He whips around to face me and I catch the look of relief that suddenly floods his face. “Oh, hey. Yeah, I mean, things could be better but I-“

“You wanna go for a walk? It’s nice out” I interject.

I know how to listen to other people, I’m good at being on the receiving end of an emotional conversation. It may be difficult for me to spill my own, but God do I know how to listen too people. My mom and I would sit at the dinner table on bad days and we’d split a tin of Calissons as she would spill everything that was building up. She’s the type to bottle everything up until she can’t handle it anymore, and I unfortunately am the same way, but I can definitely go longer than her when it comes to opening the dam. And if I’m going to be a good friend to Marco, now’s my chance.

“I- yeah sure, okay,” he says breathlessly. He climbs back up the few steps, joining me at my side as we walk out the great oak doors of the Entrance Hall.

— — —

We walk in a comfortable silence down towards the edge of the Black Lake, Marco matching his steps with my own. Out on the water, the surface is placid besides the occasional ripple from a fish or the Giant Squid. I stop at the point where lapping waves meet fine gravel, Marco sitting in the grass a few feet behind me.

“Wanna talk about it?” I ask, bending down to pick up a rock before chucking it into the water with a clunk.

“Not really, but I have a feeling you’re gonna make me” he says feebly.

“You know me so well.” I bend down the gather a small collection of suitable rocks, glancing back at Marco when there’s a beat of silence. “Well, go on.”

His laugh is weak as he flops back in the grass, taking a deep breath before he starts, a mile a minute. “I talked to Thomas this morning about what happened last night and I don’t know what to do. He said he’s been moody this week because he just wants to spend time with me, but he feels like I don’t want to.
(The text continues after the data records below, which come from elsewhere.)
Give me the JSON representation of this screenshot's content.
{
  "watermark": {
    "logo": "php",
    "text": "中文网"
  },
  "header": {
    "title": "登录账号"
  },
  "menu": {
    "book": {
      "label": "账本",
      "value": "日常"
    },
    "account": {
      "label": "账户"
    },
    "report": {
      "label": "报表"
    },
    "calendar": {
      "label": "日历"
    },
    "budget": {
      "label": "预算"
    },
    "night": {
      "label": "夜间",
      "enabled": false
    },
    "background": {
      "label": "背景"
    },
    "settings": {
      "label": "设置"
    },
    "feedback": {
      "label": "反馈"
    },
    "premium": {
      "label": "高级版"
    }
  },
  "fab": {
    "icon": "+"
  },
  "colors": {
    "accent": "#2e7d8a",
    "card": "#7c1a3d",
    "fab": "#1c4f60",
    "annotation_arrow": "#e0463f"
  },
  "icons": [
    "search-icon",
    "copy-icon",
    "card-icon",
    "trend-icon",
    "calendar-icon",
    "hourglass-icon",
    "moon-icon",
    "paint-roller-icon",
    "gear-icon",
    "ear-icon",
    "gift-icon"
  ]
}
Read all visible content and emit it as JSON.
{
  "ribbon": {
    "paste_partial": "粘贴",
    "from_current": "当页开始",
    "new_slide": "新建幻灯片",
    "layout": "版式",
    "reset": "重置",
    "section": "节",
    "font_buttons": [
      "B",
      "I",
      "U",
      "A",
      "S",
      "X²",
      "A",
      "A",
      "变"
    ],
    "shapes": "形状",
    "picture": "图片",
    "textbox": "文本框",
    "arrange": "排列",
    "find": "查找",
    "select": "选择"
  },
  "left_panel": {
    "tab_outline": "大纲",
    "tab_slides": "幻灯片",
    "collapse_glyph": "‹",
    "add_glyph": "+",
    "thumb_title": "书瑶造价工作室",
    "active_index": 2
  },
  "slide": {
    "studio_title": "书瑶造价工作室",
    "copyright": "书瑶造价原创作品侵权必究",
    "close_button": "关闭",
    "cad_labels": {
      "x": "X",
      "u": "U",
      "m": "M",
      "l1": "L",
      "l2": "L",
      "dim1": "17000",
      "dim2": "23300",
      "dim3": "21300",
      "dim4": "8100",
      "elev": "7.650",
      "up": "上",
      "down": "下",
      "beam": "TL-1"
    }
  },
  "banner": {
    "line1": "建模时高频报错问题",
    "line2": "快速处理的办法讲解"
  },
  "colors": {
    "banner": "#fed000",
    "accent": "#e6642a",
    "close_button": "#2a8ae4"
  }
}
Which isn’t true at all!” he yells, flourishing his hands in the air above him.  
“It’s just, this is my sixth year, I don’t have to worry about O.W.L.s and I don’t have to start worrying about N.E.W.T.s till later, and I just want to enjoy this year with my friends because last year all I did was worry about testing and study with him because he had just gone through it and offered help and maybe he’s just used to having a lot of time with me but-“ he gasps, letting his arms flop out beside him.  
“But he just can control what I do and who I spend my time with” his voice slows, contemplating what to say next. “I just want him to be happy, but I want to spend time with my friends.” His hands move to cover his face, muffling his groan “I don’t know what to do, Jean.”
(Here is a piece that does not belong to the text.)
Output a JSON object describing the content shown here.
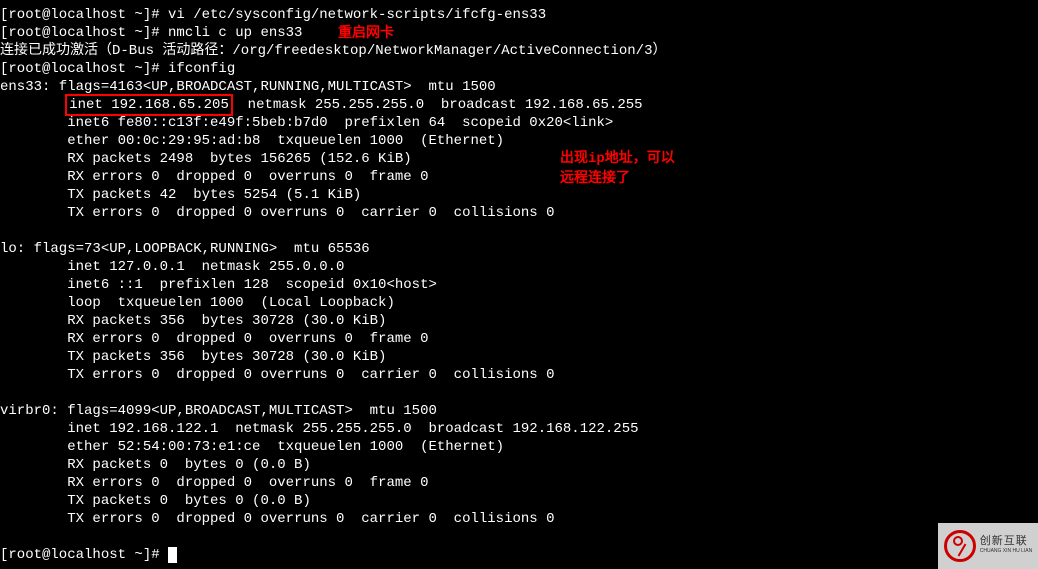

I’ve only gone through two rocks, and I take a second to register everything he’s just gone through. As I think about what to say, I toss a few more before turning to sit next to him. “You are in a pickle my friend,” I say, handing him a few of my stones. “I think if he truly cared about your wishes to spend time with your friends, he would understand. That isn’t to say that he doesn’t care, it’s just a matter of what he places above what.”

Marco chucks all of his rocks into the water without even looking. “What does that even mean?” He says flatly.

I sigh and give him a few more of mine, flicking at the back of his hand when he moves to throw them all again. “It means, him placing your relationship in terms of spending time together above you spending time with your friends shouldn't be necessarily seen as selfish or that he doesn’t take into consideration your feelings, but that he just cares in a different way. Maybe you two just need to find different ways to care. Spending time with him and others isn't mutually exclusive. Just be like porqué no los dos? And hopefully he sees the light. And if he doesn’t, then like you said, we’ll deal with it when it happens.”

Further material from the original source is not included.